Ingredients

  • 3 English cucumbers, peeled and sliced (3 1/2 pound total)
  • 1/2 cup cold water
  • 2 -3 tablespoons seasoned rice wine vinegar
  • 2 teaspoons kosher salt, plus
  • 1 teaspoon kosher salt
  • 1 ripe california avocado, peeled and pitted
  • 1 tablespoon fresh lime juice
  • 1 (8 ounce) container plain yogurt
  • 1 teaspoon wasabi (or 1 1/2 teaspoons wasabi powder mixed with 1/2 teaspoon water)
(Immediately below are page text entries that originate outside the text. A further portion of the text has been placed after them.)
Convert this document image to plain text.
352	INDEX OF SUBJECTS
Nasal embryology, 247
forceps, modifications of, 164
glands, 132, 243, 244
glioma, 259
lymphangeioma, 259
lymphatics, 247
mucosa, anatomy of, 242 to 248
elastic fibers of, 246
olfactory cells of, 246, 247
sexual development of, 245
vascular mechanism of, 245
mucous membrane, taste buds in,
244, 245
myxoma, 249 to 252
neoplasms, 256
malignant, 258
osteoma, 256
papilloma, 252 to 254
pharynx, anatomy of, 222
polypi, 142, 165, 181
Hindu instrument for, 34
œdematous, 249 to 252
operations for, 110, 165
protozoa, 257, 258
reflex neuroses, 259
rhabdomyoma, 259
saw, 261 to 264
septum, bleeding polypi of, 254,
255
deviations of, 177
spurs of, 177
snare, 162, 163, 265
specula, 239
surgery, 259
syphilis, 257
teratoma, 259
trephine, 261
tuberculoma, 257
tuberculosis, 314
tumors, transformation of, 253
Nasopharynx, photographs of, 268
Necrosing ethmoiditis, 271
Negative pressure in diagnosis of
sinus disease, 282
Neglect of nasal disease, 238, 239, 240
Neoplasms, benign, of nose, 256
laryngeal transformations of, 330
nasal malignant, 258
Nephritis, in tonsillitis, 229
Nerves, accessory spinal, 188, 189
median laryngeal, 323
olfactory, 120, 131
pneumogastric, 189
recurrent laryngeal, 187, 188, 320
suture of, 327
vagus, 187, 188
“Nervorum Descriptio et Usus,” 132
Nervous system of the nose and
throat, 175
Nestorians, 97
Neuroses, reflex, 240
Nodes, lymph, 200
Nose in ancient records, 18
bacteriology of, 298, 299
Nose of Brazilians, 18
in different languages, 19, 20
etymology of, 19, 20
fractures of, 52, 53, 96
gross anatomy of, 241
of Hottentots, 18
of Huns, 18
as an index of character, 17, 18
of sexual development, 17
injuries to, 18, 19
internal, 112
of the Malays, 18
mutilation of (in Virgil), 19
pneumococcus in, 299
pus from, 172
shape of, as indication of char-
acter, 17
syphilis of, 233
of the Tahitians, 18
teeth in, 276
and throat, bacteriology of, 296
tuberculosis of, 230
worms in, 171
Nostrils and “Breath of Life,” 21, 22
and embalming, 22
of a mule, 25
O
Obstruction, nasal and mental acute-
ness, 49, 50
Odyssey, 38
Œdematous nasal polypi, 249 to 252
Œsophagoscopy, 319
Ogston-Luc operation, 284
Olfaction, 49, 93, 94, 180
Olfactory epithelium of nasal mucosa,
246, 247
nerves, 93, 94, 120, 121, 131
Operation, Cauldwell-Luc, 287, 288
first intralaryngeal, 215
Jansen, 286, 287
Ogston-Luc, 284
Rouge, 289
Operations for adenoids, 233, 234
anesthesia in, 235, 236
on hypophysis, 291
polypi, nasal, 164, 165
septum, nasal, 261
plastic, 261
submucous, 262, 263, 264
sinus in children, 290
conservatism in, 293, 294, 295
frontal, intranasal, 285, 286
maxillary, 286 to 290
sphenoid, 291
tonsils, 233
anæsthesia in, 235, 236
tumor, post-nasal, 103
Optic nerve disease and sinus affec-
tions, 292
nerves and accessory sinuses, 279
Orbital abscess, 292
  • 3 tablespoons finely chopped fresh chives
  • freshly ground white pepper
  • 1 1/2 cups ice cubes
  • Garnish
  • finely chopped fresh chives

Method

  • Puree cucumbers with water, vinegar, and 2 teaspoons kosher salt in batches in a blender until smooth.
  • Mash together avocado, lime juice, and remaining teaspoon kosher salt until smooth.
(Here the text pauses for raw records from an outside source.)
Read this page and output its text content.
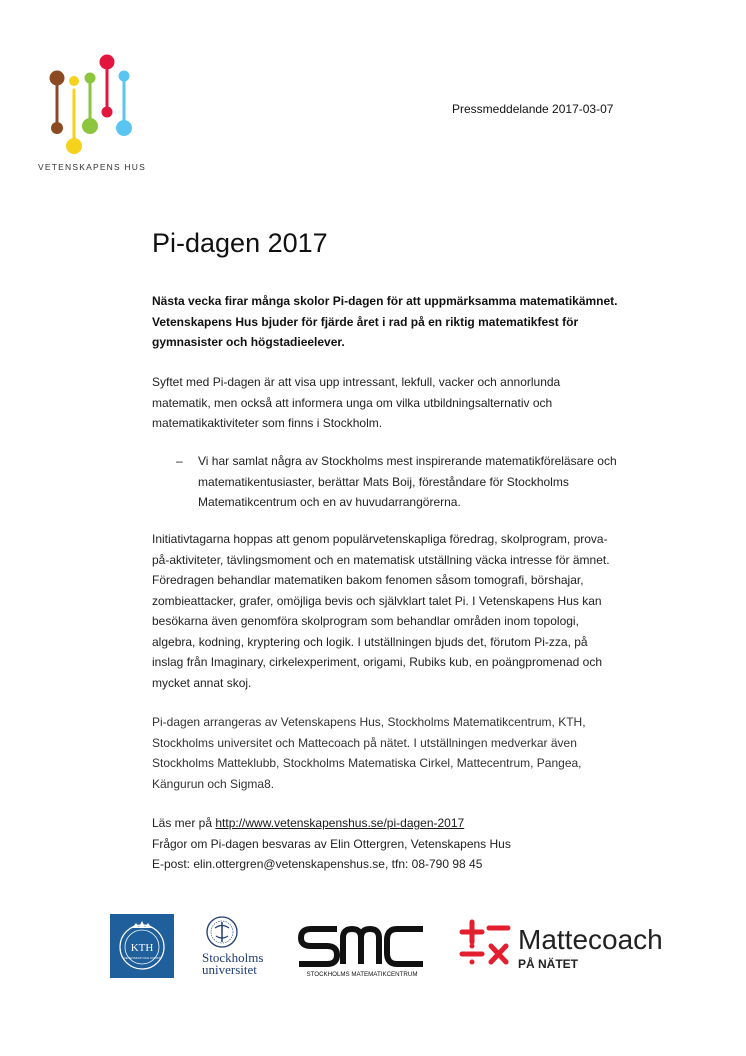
VETENSKAPENS HUS
Pressmeddelande 2017-03-07
Pi-dagen 2017
Nästa vecka firar många skolor Pi-dagen för att uppmärksamma matematikämnet.
Vetenskapens Hus bjuder för fjärde året i rad på en riktig matematikfest för
gymnasister och högstadieelever.
Syftet med Pi-dagen är att visa upp intressant, lekfull, vacker och annorlunda
matematik, men också att informera unga om vilka utbildningsalternativ och
matematikaktiviteter som finns i Stockholm.
– Vi har samlat några av Stockholms mest inspirerande matematikföreläsare och
matematikentusiaster, berättar Mats Boij, föreståndare för Stockholms
Matematikcentrum och en av huvudarrangörerna.
Initiativtagarna hoppas att genom populärvetenskapliga föredrag, skolprogram, prova-
på-aktiviteter, tävlingsmoment och en matematisk utställning väcka intresse för ämnet.
Föredragen behandlar matematiken bakom fenomen såsom tomografi, börshajar,
zombieattacker, grafer, omöjliga bevis och självklart talet Pi. I Vetenskapens Hus kan
besökarna även genomföra skolprogram som behandlar områden inom topologi,
algebra, kodning, kryptering och logik. I utställningen bjuds det, förutom Pi-zza, på
inslag från Imaginary, cirkelexperiment, origami, Rubiks kub, en poängpromenad och
mycket annat skoj.
Pi-dagen arrangeras av Vetenskapens Hus, Stockholms Matematikcentrum, KTH,
Stockholms universitet och Mattecoach på nätet. I utställningen medverkar även
Stockholms Matteklubb, Stockholms Matematiska Cirkel, Mattecentrum, Pangea,
Kängurun och Sigma8.
Läs mer på http://www.vetenskapenshus.se/pi-dagen-2017
Frågor om Pi-dagen besvaras av Elin Ottergren, Vetenskapens Hus
E-post: elin.ottergren@vetenskapenshus.se, tfn: 08-790 98 45
KTH
VETENSKAP OCH KONST	Stockholms
universitet	STOCKHOLMS MATEMATIKCENTRUM
Mattecoach
PÅ NÄTET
  • Whisk in yogurt, wasabi paste, chives, and pepper, to taste.
  • Just before serving, blend soup with ice in batches until smooth.
  • Serve topped with avocado cream.
  • Enjoy!
  • Note: Soup (before blending with ice) and avocado cream may be made 1 day ahead and kept, separately, chilled and covered.